- Country: United States
- Language: English
- Genre: Science fiction

Publication
- Published in: Asimov's Science Fiction
- Publication type: Periodical
- Media type: Print (Magazine)
- Publication date: 1987

= Eye for Eye =

1987 short story by Orson Scott Card

Eye for Eye (1987) is a science fiction novella by Orson Scott Card.

Card originally submitted the story to Analog magazine, but it was rejected. It ultimately ran in the March 1987 issue of Asimov's Science Fiction magazine. In 1990 it appeared in Card's short story collection Maps in a Mirror and also as a Tor double novel, with The Tunesmith by Lloyd Biggle, Jr. It won the Hugo Award for Best Novella in 1988.

==Plot summary==
Mick Winger has an unusual gift and with it has accidentally killed several people. When Mick gets angry at people, his power manifests itself by launching an attack upon them by giving them cancer, leukemia or related terminal illnesses. If made angry enough, his anger can outright kill the victim.

Mick was raised in an orphanage and along his journey to manhood unintentionally killed several people who mistreated him, as well as nearly everyone he loved, though nearly every occurrence was accidental. The only intentional murder he describes while growing up is being nearly molested in a Denny's bathroom. This is when he discovers the intensity of the attacks are greatly heightened when he's touching a target. When fifteen, he fled child custody and set out on his own.

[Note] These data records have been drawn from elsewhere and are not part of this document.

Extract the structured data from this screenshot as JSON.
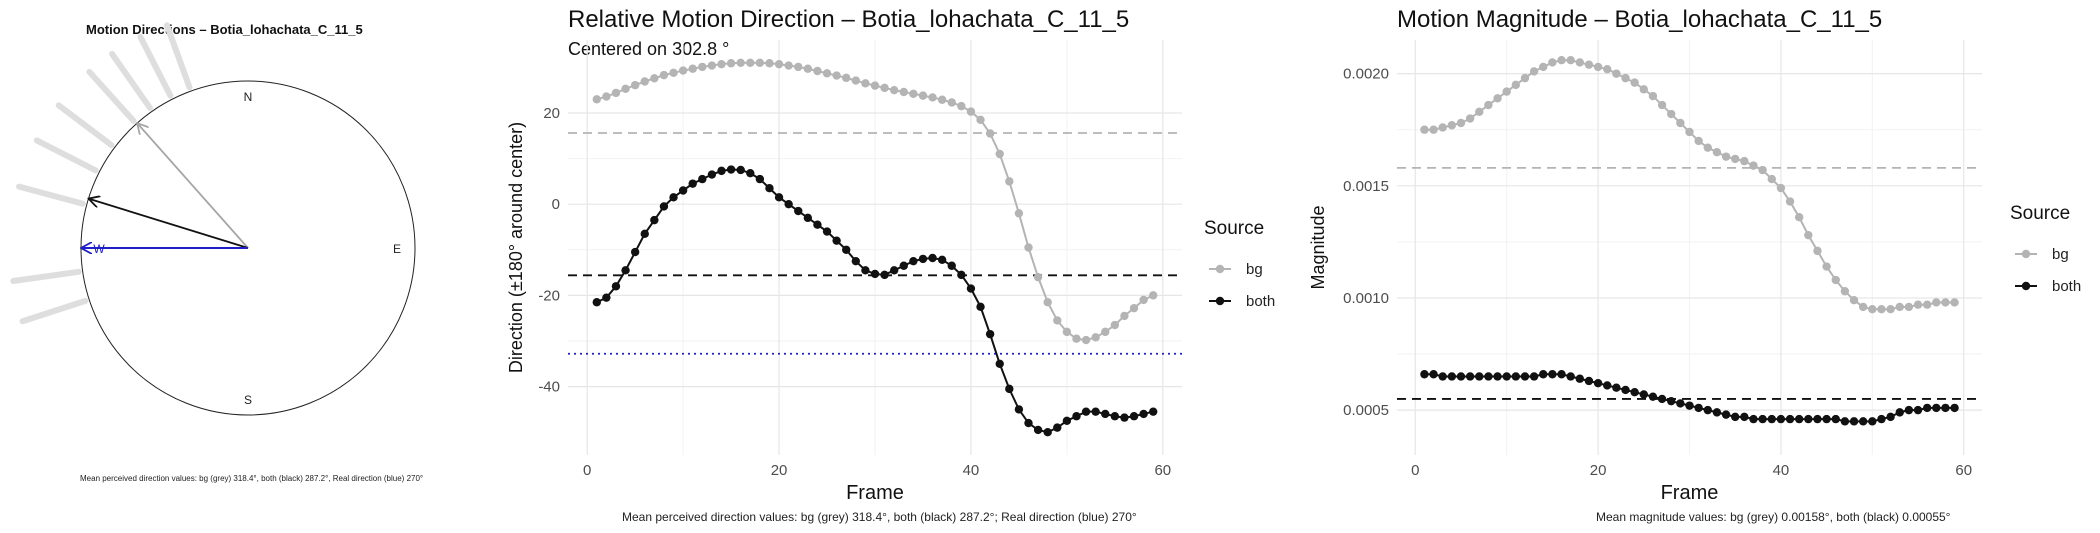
{
  "chart_data": [
    {
      "type": "compass",
      "title": "Motion Directions – Botia_lohachata_C_11_5",
      "compass_labels": {
        "n": "N",
        "e": "E",
        "s": "S",
        "w": "W"
      },
      "history_angles_deg": [
        340,
        333,
        325,
        318,
        307,
        297,
        285,
        262,
        252
      ],
      "arrows": [
        {
          "source": "bg",
          "angle_deg": 318.4,
          "color": "#a6a6a6"
        },
        {
          "source": "both",
          "angle_deg": 287.2,
          "color": "#111111"
        },
        {
          "source": "real",
          "angle_deg": 270,
          "color": "#1f1fc8"
        }
      ],
      "caption": "Mean perceived direction values: bg (grey) 318.4°, both (black) 287.2°, Real direction (blue) 270°"
    },
    {
      "type": "line",
      "title": "Relative Motion Direction – Botia_lohachata_C_11_5",
      "subtitle": "Centered on  302.8 °",
      "xlabel": "Frame",
      "ylabel": "Direction (±180° around center)",
      "xlim": [
        -2,
        62
      ],
      "ylim": [
        -55,
        36
      ],
      "x_ticks": [
        0,
        20,
        40,
        60
      ],
      "y_ticks": [
        -40,
        -20,
        0,
        20
      ],
      "grid": true,
      "legend_title": "Source",
      "legend_position": "right",
      "x": [
        1,
        2,
        3,
        4,
        5,
        6,
        7,
        8,
        9,
        10,
        11,
        12,
        13,
        14,
        15,
        16,
        17,
        18,
        19,
        20,
        21,
        22,
        23,
        24,
        25,
        26,
        27,
        28,
        29,
        30,
        31,
        32,
        33,
        34,
        35,
        36,
        37,
        38,
        39,
        40,
        41,
        42,
        43,
        44,
        45,
        46,
        47,
        48,
        49,
        50,
        51,
        52,
        53,
        54,
        55,
        56,
        57,
        58,
        59
      ],
      "series": [
        {
          "name": "bg",
          "color": "#b4b4b4",
          "values": [
            23.0,
            23.6,
            24.4,
            25.3,
            26.1,
            26.9,
            27.6,
            28.3,
            28.8,
            29.3,
            29.7,
            30.1,
            30.4,
            30.7,
            30.9,
            31.0,
            31.0,
            31.0,
            30.9,
            30.7,
            30.4,
            30.1,
            29.7,
            29.2,
            28.7,
            28.2,
            27.7,
            27.1,
            26.5,
            26.0,
            25.5,
            25.0,
            24.6,
            24.2,
            23.8,
            23.4,
            22.9,
            22.3,
            21.5,
            20.3,
            18.5,
            15.5,
            11.0,
            5.0,
            -2.0,
            -9.5,
            -16.0,
            -21.5,
            -25.5,
            -28.0,
            -29.5,
            -29.8,
            -29.2,
            -28.0,
            -26.5,
            -24.5,
            -22.8,
            -21.0,
            -20.0
          ]
        },
        {
          "name": "both",
          "color": "#111111",
          "values": [
            -21.5,
            -20.5,
            -18.0,
            -14.5,
            -10.5,
            -6.5,
            -3.5,
            -0.5,
            1.5,
            3.0,
            4.5,
            5.5,
            6.5,
            7.3,
            7.6,
            7.5,
            6.8,
            5.5,
            3.5,
            1.5,
            0.0,
            -1.5,
            -3.0,
            -4.5,
            -6.0,
            -8.0,
            -10.0,
            -12.5,
            -14.5,
            -15.3,
            -15.5,
            -14.5,
            -13.5,
            -12.5,
            -12.0,
            -11.8,
            -12.2,
            -13.5,
            -15.5,
            -18.5,
            -22.5,
            -28.5,
            -35.0,
            -40.5,
            -45.0,
            -48.0,
            -49.5,
            -50.0,
            -49.0,
            -47.5,
            -46.5,
            -45.5,
            -45.5,
            -46.0,
            -46.5,
            -46.8,
            -46.5,
            -46.0,
            -45.5
          ]
        }
      ],
      "hlines": [
        {
          "source": "bg",
          "y": 15.6,
          "color": "#b4b4b4",
          "style": "dashed"
        },
        {
          "source": "both",
          "y": -15.6,
          "color": "#111111",
          "style": "dashed"
        },
        {
          "source": "real",
          "y": -32.8,
          "color": "#1f1fc8",
          "style": "dotted"
        }
      ],
      "caption": "Mean perceived direction values: bg (grey) 318.4°, both (black) 287.2°; Real direction (blue) 270°"
    },
    {
      "type": "line",
      "title": "Motion Magnitude – Botia_lohachata_C_11_5",
      "xlabel": "Frame",
      "ylabel": "Magnitude",
      "xlim": [
        -2,
        62
      ],
      "ylim": [
        0.0003,
        0.00215
      ],
      "x_ticks": [
        0,
        20,
        40,
        60
      ],
      "y_ticks": [
        0.0005,
        0.001,
        0.0015,
        0.002
      ],
      "y_tick_labels": [
        "0.0005",
        "0.0010",
        "0.0015",
        "0.0020"
      ],
      "grid": true,
      "legend_title": "Source",
      "legend_position": "right",
      "x": [
        1,
        2,
        3,
        4,
        5,
        6,
        7,
        8,
        9,
        10,
        11,
        12,
        13,
        14,
        15,
        16,
        17,
        18,
        19,
        20,
        21,
        22,
        23,
        24,
        25,
        26,
        27,
        28,
        29,
        30,
        31,
        32,
        33,
        34,
        35,
        36,
        37,
        38,
        39,
        40,
        41,
        42,
        43,
        44,
        45,
        46,
        47,
        48,
        49,
        50,
        51,
        52,
        53,
        54,
        55,
        56,
        57,
        58,
        59
      ],
      "series": [
        {
          "name": "bg",
          "color": "#b4b4b4",
          "values": [
            0.00175,
            0.00175,
            0.00176,
            0.00177,
            0.00178,
            0.0018,
            0.00183,
            0.00186,
            0.00189,
            0.00192,
            0.00195,
            0.00198,
            0.00201,
            0.00203,
            0.00205,
            0.00206,
            0.00206,
            0.00205,
            0.00204,
            0.00203,
            0.00202,
            0.002,
            0.00198,
            0.00196,
            0.00193,
            0.0019,
            0.00186,
            0.00182,
            0.00178,
            0.00174,
            0.0017,
            0.00167,
            0.00165,
            0.00163,
            0.00162,
            0.00161,
            0.00159,
            0.00157,
            0.00153,
            0.00149,
            0.00143,
            0.00136,
            0.00128,
            0.00121,
            0.00114,
            0.00108,
            0.00103,
            0.00099,
            0.00096,
            0.00095,
            0.00095,
            0.00095,
            0.00096,
            0.00096,
            0.00097,
            0.00097,
            0.00098,
            0.00098,
            0.00098
          ]
        },
        {
          "name": "both",
          "color": "#111111",
          "values": [
            0.00066,
            0.00066,
            0.00065,
            0.00065,
            0.00065,
            0.00065,
            0.00065,
            0.00065,
            0.00065,
            0.00065,
            0.00065,
            0.00065,
            0.00065,
            0.00066,
            0.00066,
            0.00066,
            0.00065,
            0.00064,
            0.00063,
            0.00062,
            0.00061,
            0.0006,
            0.00059,
            0.00058,
            0.00057,
            0.00056,
            0.00055,
            0.00054,
            0.00053,
            0.00052,
            0.00051,
            0.0005,
            0.00049,
            0.00048,
            0.00047,
            0.00047,
            0.00046,
            0.00046,
            0.00046,
            0.00046,
            0.00046,
            0.00046,
            0.00046,
            0.00046,
            0.00046,
            0.00046,
            0.00045,
            0.00045,
            0.00045,
            0.00045,
            0.00046,
            0.00047,
            0.00049,
            0.0005,
            0.0005,
            0.00051,
            0.00051,
            0.00051,
            0.00051
          ]
        }
      ],
      "hlines": [
        {
          "source": "bg",
          "y": 0.00158,
          "color": "#b4b4b4",
          "style": "dashed"
        },
        {
          "source": "both",
          "y": 0.00055,
          "color": "#111111",
          "style": "dashed"
        }
      ],
      "caption": "Mean magnitude values: bg (grey) 0.00158°, both (black) 0.00055°"
    }
  ]
}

When Mick becomes angry, he gets, as he describes it, "sparky." He can see sparks surrounding and enveloping him and then those sparks lashing out on the object of his anger. Unavoidably, those attacked by his "sparks" end up with terminal illnesses and soon die. The effect of his attack is much more pronounced if he is touching the victim.

Until he was a young man, Mick had no idea he was different from other children. He discovered he was different when describing "sparkiness" with other children, who had no idea what he was talking about.

Soon after setting out on his own, he encounters a young woman who not only knows about his gift, but who even seems to possess the same gift, although to a lesser extent. She however possesses the ability to "call," to influence Mick so that he unintentionally heads straight for her, as well as intense sexual attraction, which she describes as simple pheromones that all people have, except that people like Mick, due to a different biochemical makeup (though Mick doesn't understand this when it is first explained to him), is far more susceptible to these pheromones than a normal human being.

Eventually he is led back to his birth parents, who are members of a mysterious, secluded colony. Talking to his parents, who also possess his ability, he learns he is far more powerful than they or probably anyone else at the colony. Mick learns that what he sees as "sparks" his family only sees as dust; he even begins to realize that he can see when people are lying. After being brought to the village's Patriarch, Papa Lem, Mick learns the intent of the colony and how they operate. Mick then refuses to "spread his seed" with the daughter of Papa Lem and returns to his parents' house for the night. During the night, Mick is attacked by an agent of Papa Lem and others from the village. Mick ends up killing his father and setting fire to the village while at the same time learning new extents to his abilities.

After fleeing the village on foot, Mick runs into the girl he met when he first set out on his own. The assailants from the village quickly catch up with the duo and start firing at them. The woman, unbeknown to Mick, is shot in the back of the head just as they reach their allies. Mick pulls the girl from her wrecked car and puts all his "sparkiness" into her just before passing out.

Mick awakes in the lair of his new allies. Upon questioning, Mick learns that the girl is alive and that he had somehow healed her from the bullet wound. Mick is on his way to officially meet the young lady when the story abruptly ends.